Sabendo-se que a trufa branca e a negra são as mais procuradas e rentáveis, que a qualidade faz a diferença, a concorrência existe e que ninguém deseja ser destronado, o uso das outras variedades tem destino certo na agricultura e na floricultura (continuamos a importá-la para esses fins) para além doutros usos que importa descobrir. Lembro aqui a novidade do uso recente da cortiça, que por inovação de alguns portugueses, deixou de ser unicamente uma indústria para o isolamento ou destinada à fabricação de rolhas. Para os menos ambiciosos e empreendedores mas mais chegados ao consolo das suas barrigas, vale a pena treinarem os seus cães para a detecção da trufa, porque com ela se fazem manjares dignos de reis, sendo utilizada para aromatizar pratos e azeites, enriquecer massas e risotos ou apaladar de forma única um ovo frito, já que o seu sabor (o da negra) lembra nozes, avelãs, terra, castanhas e bosques (os marotos dos chineses já criaram aromas de trufa artificiais, habilidade que muito enfureceu os produtores franceses).

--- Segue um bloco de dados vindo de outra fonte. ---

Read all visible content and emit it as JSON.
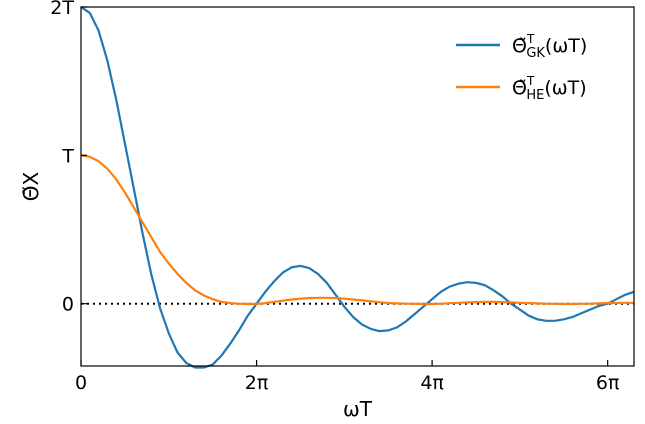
{
  "chart_data": {
    "type": "line",
    "xlabel": "ωT",
    "ylabel": "Θ̃X",
    "xlim": [
      0,
      6.3
    ],
    "x_unit": "π",
    "ylim": [
      -0.42,
      2.0
    ],
    "x_ticks": [
      {
        "value": 0,
        "label": "0"
      },
      {
        "value": 2,
        "label": "2π"
      },
      {
        "value": 4,
        "label": "4π"
      },
      {
        "value": 6,
        "label": "6π"
      }
    ],
    "y_ticks": [
      {
        "value": 0,
        "label": "0"
      },
      {
        "value": 1,
        "label": "T"
      },
      {
        "value": 2,
        "label": "2T"
      }
    ],
    "zero_line": {
      "value": 0,
      "style": "dotted",
      "color": "#000000"
    },
    "grid": false,
    "legend": {
      "placement": "top-right"
    },
    "series": [
      {
        "name": "Θ̃GK(ωT)",
        "name_base": "Θ̃",
        "name_sup": "T",
        "name_sub": "GK",
        "name_tail": "(ωT)",
        "color": "#1f77b4",
        "points": [
          [
            0,
            2.0
          ],
          [
            0.1,
            1.96
          ],
          [
            0.2,
            1.84
          ],
          [
            0.3,
            1.64
          ],
          [
            0.4,
            1.38
          ],
          [
            0.5,
            1.08
          ],
          [
            0.6,
            0.78
          ],
          [
            0.7,
            0.48
          ],
          [
            0.8,
            0.2
          ],
          [
            0.9,
            -0.03
          ],
          [
            1.0,
            -0.2
          ],
          [
            1.1,
            -0.33
          ],
          [
            1.2,
            -0.4
          ],
          [
            1.3,
            -0.43
          ],
          [
            1.4,
            -0.43
          ],
          [
            1.5,
            -0.41
          ],
          [
            1.6,
            -0.35
          ],
          [
            1.7,
            -0.27
          ],
          [
            1.8,
            -0.18
          ],
          [
            1.9,
            -0.08
          ],
          [
            2.0,
            0.0
          ],
          [
            2.1,
            0.08
          ],
          [
            2.2,
            0.15
          ],
          [
            2.3,
            0.21
          ],
          [
            2.4,
            0.245
          ],
          [
            2.5,
            0.255
          ],
          [
            2.6,
            0.24
          ],
          [
            2.7,
            0.2
          ],
          [
            2.8,
            0.14
          ],
          [
            2.9,
            0.06
          ],
          [
            3.0,
            -0.02
          ],
          [
            3.1,
            -0.09
          ],
          [
            3.2,
            -0.14
          ],
          [
            3.3,
            -0.17
          ],
          [
            3.4,
            -0.185
          ],
          [
            3.5,
            -0.18
          ],
          [
            3.6,
            -0.16
          ],
          [
            3.7,
            -0.12
          ],
          [
            3.8,
            -0.07
          ],
          [
            3.9,
            -0.02
          ],
          [
            4.0,
            0.03
          ],
          [
            4.1,
            0.08
          ],
          [
            4.2,
            0.115
          ],
          [
            4.3,
            0.135
          ],
          [
            4.4,
            0.145
          ],
          [
            4.5,
            0.14
          ],
          [
            4.6,
            0.125
          ],
          [
            4.7,
            0.09
          ],
          [
            4.8,
            0.05
          ],
          [
            4.9,
            0.0
          ],
          [
            5.0,
            -0.04
          ],
          [
            5.1,
            -0.08
          ],
          [
            5.2,
            -0.105
          ],
          [
            5.3,
            -0.115
          ],
          [
            5.4,
            -0.115
          ],
          [
            5.5,
            -0.105
          ],
          [
            5.6,
            -0.09
          ],
          [
            5.7,
            -0.065
          ],
          [
            5.8,
            -0.04
          ],
          [
            5.9,
            -0.015
          ],
          [
            6.0,
            0.0
          ],
          [
            6.1,
            0.03
          ],
          [
            6.2,
            0.06
          ],
          [
            6.3,
            0.08
          ]
        ]
      },
      {
        "name": "Θ̃HE(ωT)",
        "name_base": "Θ̃",
        "name_sup": "T",
        "name_sub": "HE",
        "name_tail": "(ωT)",
        "color": "#ff7f0e",
        "points": [
          [
            0,
            1.0
          ],
          [
            0.1,
            0.99
          ],
          [
            0.2,
            0.96
          ],
          [
            0.3,
            0.91
          ],
          [
            0.4,
            0.84
          ],
          [
            0.5,
            0.75
          ],
          [
            0.6,
            0.65
          ],
          [
            0.7,
            0.55
          ],
          [
            0.8,
            0.45
          ],
          [
            0.9,
            0.35
          ],
          [
            1.0,
            0.27
          ],
          [
            1.1,
            0.2
          ],
          [
            1.2,
            0.14
          ],
          [
            1.3,
            0.09
          ],
          [
            1.4,
            0.055
          ],
          [
            1.5,
            0.03
          ],
          [
            1.6,
            0.012
          ],
          [
            1.7,
            0.004
          ],
          [
            1.8,
            0.0
          ],
          [
            1.9,
            -0.002
          ],
          [
            2.0,
            -0.002
          ],
          [
            2.1,
            0.004
          ],
          [
            2.2,
            0.012
          ],
          [
            2.3,
            0.02
          ],
          [
            2.4,
            0.028
          ],
          [
            2.5,
            0.034
          ],
          [
            2.6,
            0.038
          ],
          [
            2.7,
            0.04
          ],
          [
            2.8,
            0.04
          ],
          [
            2.9,
            0.038
          ],
          [
            3.0,
            0.034
          ],
          [
            3.1,
            0.028
          ],
          [
            3.2,
            0.022
          ],
          [
            3.3,
            0.016
          ],
          [
            3.4,
            0.01
          ],
          [
            3.5,
            0.005
          ],
          [
            3.6,
            0.002
          ],
          [
            3.7,
            0.0
          ],
          [
            3.8,
            -0.001
          ],
          [
            3.9,
            -0.002
          ],
          [
            4.0,
            -0.002
          ],
          [
            4.1,
            0.0
          ],
          [
            4.2,
            0.003
          ],
          [
            4.3,
            0.006
          ],
          [
            4.4,
            0.009
          ],
          [
            4.5,
            0.011
          ],
          [
            4.6,
            0.012
          ],
          [
            4.7,
            0.012
          ],
          [
            4.8,
            0.011
          ],
          [
            4.9,
            0.009
          ],
          [
            5.0,
            0.006
          ],
          [
            5.1,
            0.004
          ],
          [
            5.2,
            0.002
          ],
          [
            5.3,
            0.0
          ],
          [
            5.4,
            -0.001
          ],
          [
            5.5,
            -0.002
          ],
          [
            5.6,
            -0.002
          ],
          [
            5.7,
            -0.001
          ],
          [
            5.8,
            0.0
          ],
          [
            5.9,
            0.002
          ],
          [
            6.0,
            0.004
          ],
          [
            6.1,
            0.005
          ],
          [
            6.2,
            0.006
          ],
          [
            6.3,
            0.006
          ]
        ]
      }
    ]
  }
}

Brillat-Savarin, um célebre e mui respeitado gastrónomo francês, autor da obra “Physiologie du Goût”, publicada em Dezembro de 1825, considerava a trufa o diamante da cozinha. Os cães de trufa são muito valorizados em França, na Bélgica, em Itália e nas Ilhas Britânicas, locais onde tradicionalmente a iguaria é muito apreciada. Ao ensinar o seu cão a detectar trufa, está prepará-lo para a detecção em geral, independentemente de vir a procurar indícios, substâncias químicas, componentes explosivos, pessoas, animais ou cadáveres soterrados, porque o método é o mesmo e o reforço positivo a tudo se presta. Vale a pena experimentar e pode ser que ao ir de férias, se for na estação certa e tiver cão para isso, regresse a casa com mais dinheiro.